Forwarding the systemd journal to syslog

I am a big fan of the ELK stack and use it daily for various parts of my job. All of the logs from my physical systems, VMs and containers get funneled into elasticsearch, indexed and are available for me to slice and dice with Kibana. In addition to syslog data I also like to funnel the systemd journal into elasticsearch. This is easily accomplished by changing the journald.conf ForwardToSyslog configuration directive to yes:

$ sed -i.bak ‘s/#ForwardToSyslog/ForwardToSyslog\=yes/’ /etc/systemd/journald.conf

This small change will cause all journal entries to get routed to the local syslog daemon. Once they are there you can set up your favorite log shipping solution to get them into your elasticsearch cluster.

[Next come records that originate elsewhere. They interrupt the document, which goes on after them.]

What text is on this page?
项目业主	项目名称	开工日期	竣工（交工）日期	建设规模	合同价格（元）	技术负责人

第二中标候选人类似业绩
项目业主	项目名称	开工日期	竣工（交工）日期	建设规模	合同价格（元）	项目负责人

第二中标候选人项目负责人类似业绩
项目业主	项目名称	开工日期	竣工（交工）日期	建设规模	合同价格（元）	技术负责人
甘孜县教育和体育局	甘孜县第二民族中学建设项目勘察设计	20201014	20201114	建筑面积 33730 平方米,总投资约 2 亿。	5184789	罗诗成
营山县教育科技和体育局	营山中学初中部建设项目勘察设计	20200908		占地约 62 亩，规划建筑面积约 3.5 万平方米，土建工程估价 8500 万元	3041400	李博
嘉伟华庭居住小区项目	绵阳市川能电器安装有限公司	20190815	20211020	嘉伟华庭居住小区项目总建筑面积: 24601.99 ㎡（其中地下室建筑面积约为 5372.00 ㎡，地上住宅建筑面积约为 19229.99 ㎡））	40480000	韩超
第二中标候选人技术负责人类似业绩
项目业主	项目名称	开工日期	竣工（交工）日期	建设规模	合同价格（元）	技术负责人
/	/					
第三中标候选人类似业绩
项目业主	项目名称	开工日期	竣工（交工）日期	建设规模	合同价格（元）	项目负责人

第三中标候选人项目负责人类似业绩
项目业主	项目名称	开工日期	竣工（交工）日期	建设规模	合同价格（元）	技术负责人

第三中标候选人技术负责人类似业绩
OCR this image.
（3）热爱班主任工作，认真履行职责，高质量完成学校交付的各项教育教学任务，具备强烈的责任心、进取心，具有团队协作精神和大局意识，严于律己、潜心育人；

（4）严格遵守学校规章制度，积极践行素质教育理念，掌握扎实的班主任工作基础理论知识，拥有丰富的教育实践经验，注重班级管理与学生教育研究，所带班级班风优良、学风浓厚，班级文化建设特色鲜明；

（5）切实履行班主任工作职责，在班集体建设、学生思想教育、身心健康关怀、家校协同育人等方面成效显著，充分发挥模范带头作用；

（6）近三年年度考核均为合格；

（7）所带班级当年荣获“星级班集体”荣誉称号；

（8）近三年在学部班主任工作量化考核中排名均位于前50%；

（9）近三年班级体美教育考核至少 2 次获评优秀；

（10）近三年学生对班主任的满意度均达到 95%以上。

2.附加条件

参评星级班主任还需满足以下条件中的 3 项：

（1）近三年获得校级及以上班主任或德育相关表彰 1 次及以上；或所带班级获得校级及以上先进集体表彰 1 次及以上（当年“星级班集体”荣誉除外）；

Using systemd to restart processes that crash

The gmetad process on my Ganglia server has been a bit finicky lately. Periodically it segfaults which prevents new metrics from making their way into the RRD databases it manages:

[14745149.528104] gmetad[24286]: segfault at 0 ip 00007fb498c413c1 sp 00007fb48db40358 error 4 in libc-2.17.so[7fb498ade000+1b7000]

Luckily The gmetad service runs under systemd which provides a Restart directive to revive failed processes. You can take advantage of this nifty feature by adding “Restart=always” to your unit files:

$ cat /usr/lib/systemd/system/gmetad.service
[Unit]
Description=Ganglia Meta Daemon
After=network.target

[Service]
Restart=always
ExecStart=/usr/sbin/gmetad -d 1

[Install]
WantedBy=multi-user.target

Now each time gmetad pukes systemd will automatically restart it. Hopefully I will get some time in the next few weeks to go through the core file to see why it keeps puking. Until then, this band aid should work rather nicely.